Récit: Paris Brest Paris 2023« Mais pourquoi tu fais ça ? »


Paris-Brest-Paris – Le récit de Clémence
« Mais pourquoi tu fais ça ? » Le Paris-Brest-Paris chacun le vit à sa manière. Se lancer dans une telle aventure se passe de raisons. Il faut laisser de côté la logique et le rationnel, simplement se laisser porter, pousser ou repousser par le vent.
Clémence Legrand nous fait le récit de son expérience. Il y a ceux qui vous encouragent, ceux qui vous admirent, et il y a ceux qui ne pourront jamais comprendre pourquoi se donner tant de mal à se lancer un défi aussi « inutile ».
Paris-Brest ou Brest-Paris pourquoi pas mais alors Paris-Brest et retour, quelle idée ! « Conquérant.e. de l’Inutile »
LIRE LA SUITE , une expression utilisée par les alpinistes à la conquête des plus hauts sommets. Une expression reprise sur le brevet de 1 200 km de la « Route du Silence » en août 2022.

À quoi bon ? Toujours plus loin, toujours plus haut, pourquoi repousser les limites de nos corps, de nos esprits, à contre-courant de la performance et de l’efficacité demandés par la société ? Justement pour exister, pour résister pour créer, se créer un sas de liberté ? Le temps d’une respiration.

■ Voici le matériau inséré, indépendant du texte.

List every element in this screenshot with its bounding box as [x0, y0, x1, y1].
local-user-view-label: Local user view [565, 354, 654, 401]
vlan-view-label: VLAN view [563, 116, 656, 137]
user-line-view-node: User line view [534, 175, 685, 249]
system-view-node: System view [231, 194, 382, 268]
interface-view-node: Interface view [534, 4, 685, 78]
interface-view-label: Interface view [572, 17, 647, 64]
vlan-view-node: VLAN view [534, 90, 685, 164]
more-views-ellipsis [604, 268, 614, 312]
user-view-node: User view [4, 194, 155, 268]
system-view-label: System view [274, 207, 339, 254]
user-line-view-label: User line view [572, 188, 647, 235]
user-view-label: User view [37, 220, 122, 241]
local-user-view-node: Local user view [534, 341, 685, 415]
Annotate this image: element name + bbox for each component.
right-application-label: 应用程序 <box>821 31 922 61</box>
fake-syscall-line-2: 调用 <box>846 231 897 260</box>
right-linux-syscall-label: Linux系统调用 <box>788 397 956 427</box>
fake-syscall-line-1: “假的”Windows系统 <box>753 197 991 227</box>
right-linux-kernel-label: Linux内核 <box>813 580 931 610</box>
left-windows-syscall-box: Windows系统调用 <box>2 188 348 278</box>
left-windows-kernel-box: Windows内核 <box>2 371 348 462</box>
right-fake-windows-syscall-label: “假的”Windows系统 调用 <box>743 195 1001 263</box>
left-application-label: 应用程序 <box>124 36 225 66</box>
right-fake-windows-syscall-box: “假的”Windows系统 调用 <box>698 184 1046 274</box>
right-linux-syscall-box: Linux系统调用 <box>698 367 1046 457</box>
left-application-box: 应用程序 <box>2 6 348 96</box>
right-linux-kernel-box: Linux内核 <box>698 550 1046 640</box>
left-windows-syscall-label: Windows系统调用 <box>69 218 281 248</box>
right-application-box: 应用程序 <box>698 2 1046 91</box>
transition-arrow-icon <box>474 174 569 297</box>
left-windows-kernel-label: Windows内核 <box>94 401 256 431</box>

Aujourd’hui, j’aime reprendre cette expression, et simplement prendre le temps, ressentir le paysage, traverser l’espace et me laisser traverser par lui. J’aime jouer sur mon vélo et grâce à lui. Fidèle compagnon de voyage, j’aime les chemins de traverses qu’il me permet d’emprunter. J’aime les surprises et les rencontres que lui seul peut m’offrir. Par sa simplicité en tant qu’objet et moyen de déplacement il me fascine et fascine à leur tour les habitants des villages traversés. Mais comment est-ce possible de parcourir tant de kilomètres en si peu de temps, dans une forme d’abnégation de soi ? Et pourquoi ?

Le Paris-Brest-Paris, un jeu que l’on prépare et qui nous accapare. Une histoire que l’on construit entre copains sur les BRM 200, 300, 400 et 600 km, et plus encore sur les Brevets de 1 000 ou les Traversées de France. Des copains de vélo, d’un jour, qui deviennent des copains de vélo de toujours. Une présence plus ou moins proche mais qui est nécessaire pour avancer, un soutien sans faille, et une solidarité sans égale.

Pour préparer cette épreuve, il a fallu en avaler des kilomètres de bitume…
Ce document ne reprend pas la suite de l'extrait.